La nature non professionnelle du savoir des « gens » sur eux-mêmes (son éventuelle intraduisibilité en termes anthropologiques), qui rend l’ensemble – tel ou tel corps politique : village, métier, administrations, etc., en Europe comme ailleurs, jadis comme aujourd’hui – suffisamment ordonné pour lui permettre de fonctionner plus ou moins bien selon les mêmes « gens », est perturbée par l’intrusion de savoirs experts, sinon parfois niée surtout si son expression est incompréhensible[23], son application impossible. La politique consistant à traiter avec les gens (non experts) ne peut être la même chose que celle où les experts traitent avec des experts selon les conditions internes de leur savoir et de leurs institutions. « Les structures d’expertise […] sont mal adaptées à la double exploration des mondes possibles et des identités » (Callon et al. 2001 : 299).

À partir des innombrables situations auxquelles il a affaire, l’anthropologue qui procède aussi par narrations démonstratives, pouvant être à la fois tout à fait séduisantes, pertinentes, parfaitement arbitraires ou scientifiquement nulles, montre des régularités, des complémentarités, des associations, des liaisons (spatiales, temporelles ou situationnelles) sur la base de matériaux recueillis selon diverses théories (Descola 2005), méthodes et techniques, y compris empa-thiques ou compassionnelles (par exemple, Collection Terre Humaine). Il traite cependant l’humain comme le scientifique traite le naturel.

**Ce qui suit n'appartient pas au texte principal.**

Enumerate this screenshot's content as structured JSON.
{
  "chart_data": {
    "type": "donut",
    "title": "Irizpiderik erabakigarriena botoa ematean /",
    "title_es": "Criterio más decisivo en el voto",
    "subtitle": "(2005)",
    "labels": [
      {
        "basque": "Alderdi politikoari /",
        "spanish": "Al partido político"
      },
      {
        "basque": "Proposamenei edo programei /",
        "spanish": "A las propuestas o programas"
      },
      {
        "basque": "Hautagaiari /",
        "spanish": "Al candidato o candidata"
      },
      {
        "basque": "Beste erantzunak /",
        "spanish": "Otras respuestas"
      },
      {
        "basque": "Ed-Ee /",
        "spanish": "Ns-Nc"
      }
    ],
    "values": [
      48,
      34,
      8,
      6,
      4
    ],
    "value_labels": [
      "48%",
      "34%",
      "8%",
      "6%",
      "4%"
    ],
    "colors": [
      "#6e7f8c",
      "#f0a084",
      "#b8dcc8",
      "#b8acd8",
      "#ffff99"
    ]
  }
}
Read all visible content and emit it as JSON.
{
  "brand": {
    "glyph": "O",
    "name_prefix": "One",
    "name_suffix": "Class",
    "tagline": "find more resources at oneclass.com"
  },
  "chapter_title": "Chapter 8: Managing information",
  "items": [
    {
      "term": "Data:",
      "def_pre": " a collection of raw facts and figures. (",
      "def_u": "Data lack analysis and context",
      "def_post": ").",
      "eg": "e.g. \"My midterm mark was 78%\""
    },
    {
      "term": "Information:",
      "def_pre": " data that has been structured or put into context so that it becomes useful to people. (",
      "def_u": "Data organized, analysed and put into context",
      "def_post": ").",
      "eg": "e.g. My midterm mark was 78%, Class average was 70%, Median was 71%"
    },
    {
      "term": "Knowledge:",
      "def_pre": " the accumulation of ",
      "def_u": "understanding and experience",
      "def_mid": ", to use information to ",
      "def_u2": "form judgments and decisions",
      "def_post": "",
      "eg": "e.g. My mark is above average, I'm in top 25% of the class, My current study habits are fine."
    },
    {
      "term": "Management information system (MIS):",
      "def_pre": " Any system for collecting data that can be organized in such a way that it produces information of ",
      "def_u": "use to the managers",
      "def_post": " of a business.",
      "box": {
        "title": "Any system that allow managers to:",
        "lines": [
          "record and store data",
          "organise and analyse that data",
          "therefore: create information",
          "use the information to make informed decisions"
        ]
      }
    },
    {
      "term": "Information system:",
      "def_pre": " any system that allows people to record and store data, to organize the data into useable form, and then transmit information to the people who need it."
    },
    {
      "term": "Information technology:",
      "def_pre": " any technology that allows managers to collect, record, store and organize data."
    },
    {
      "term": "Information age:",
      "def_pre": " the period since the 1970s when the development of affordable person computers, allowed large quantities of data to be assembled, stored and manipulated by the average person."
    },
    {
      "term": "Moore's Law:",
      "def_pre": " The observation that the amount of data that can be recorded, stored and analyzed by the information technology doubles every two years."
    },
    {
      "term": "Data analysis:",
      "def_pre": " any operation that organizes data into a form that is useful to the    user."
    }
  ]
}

Il convient donc de se demander si c’est le bon moyen et si les socio-anthropologues savent ce qu’ils disent quand ils proclament « faire de la science», ou « faire de la recherche fondamentale »[24].

Ce travail de l’anthropologue s’appuie sur l’acquis (positif ou négatif) de la discipline et sur une méthodologie isolant l’observateur de l’observé.

Et c’est parce que l’observateur est sûr (absolument, puisqu’il n’y pense même pas) des postulats de sa vision du monde qu’il peut d’ailleurs envisager d’observer, analyser puis plus tard juger les Autres et décider pour eux… Les premiers explorateurs et ethnologues avaient ainsi peu ou prou depuis les Lumières une démarche pédagogique envers ces Autres, puisqu’ils possédaient la connaissance (épistèmè), attitude assez comparable au « style instituteur » relevé par M. Callon (Callon et al. 2001 : 202). Les Autres étaient ces « sauvages » qui ne savaient pas, ne savaient rien et pourtant frères des peuples que nous étions et demeurons[25], poussés chaque jour vers le nivellement européo-mondialiste[26].

Si nous envisageons une autre définition où l’objet est construit à égalité entre Constitutions-Peuples (moderne, a- ou non moderne [Latour 1991]) à partir des humains et des non-humains, How anthropology makes its object?, serait une réponse partielle possible au thème du colloque évoqué (plus haut), en l’équilibrant par How the objects make anthropology?How men made Anthropology?

Réponse spontanée et immédiate tirée de la littérature théorique anthropologique elle-même (ici Fabian 1983) que nous pourrions choisir comme sous-titre de ce texte, considérant les anthropologues (dont je suis aussi partiellement et si incorrectement!) comme fabricants d’objets et fabriqués eux-mêmes par ces derniers, bien que dépendants, verbalement, toujours de la Constitution moderne[27].

Les Autres sont désormais apparemment plus ou moins autorisés à penser différemment (et parfois même idéalisés, une erreur remplaçant l’autre), à condition de n’être pas logés – de nos jours – dans les cases classificatoires des « réactionnaires », des « dissidents », des « superstitieux » ou des « irrationnels »[28]. Il s’agit désormais inversement de savoir ce que l’on va faire de tous ces savoirs (y compris les anciens savoirs européens devenus du folklore ou du savoir quotidien, commun) et comment sera utilisé le savoir dit scientifique (ici anthropologique) dans la vie courante des gens concernés. Il va donc falloir dialoguer, car « La construction tâtonnante de vérités indiscutables par la discussion des humains m’a toujours paru plus intéressante, plus durable et plus digne » Latour (2004 : 206).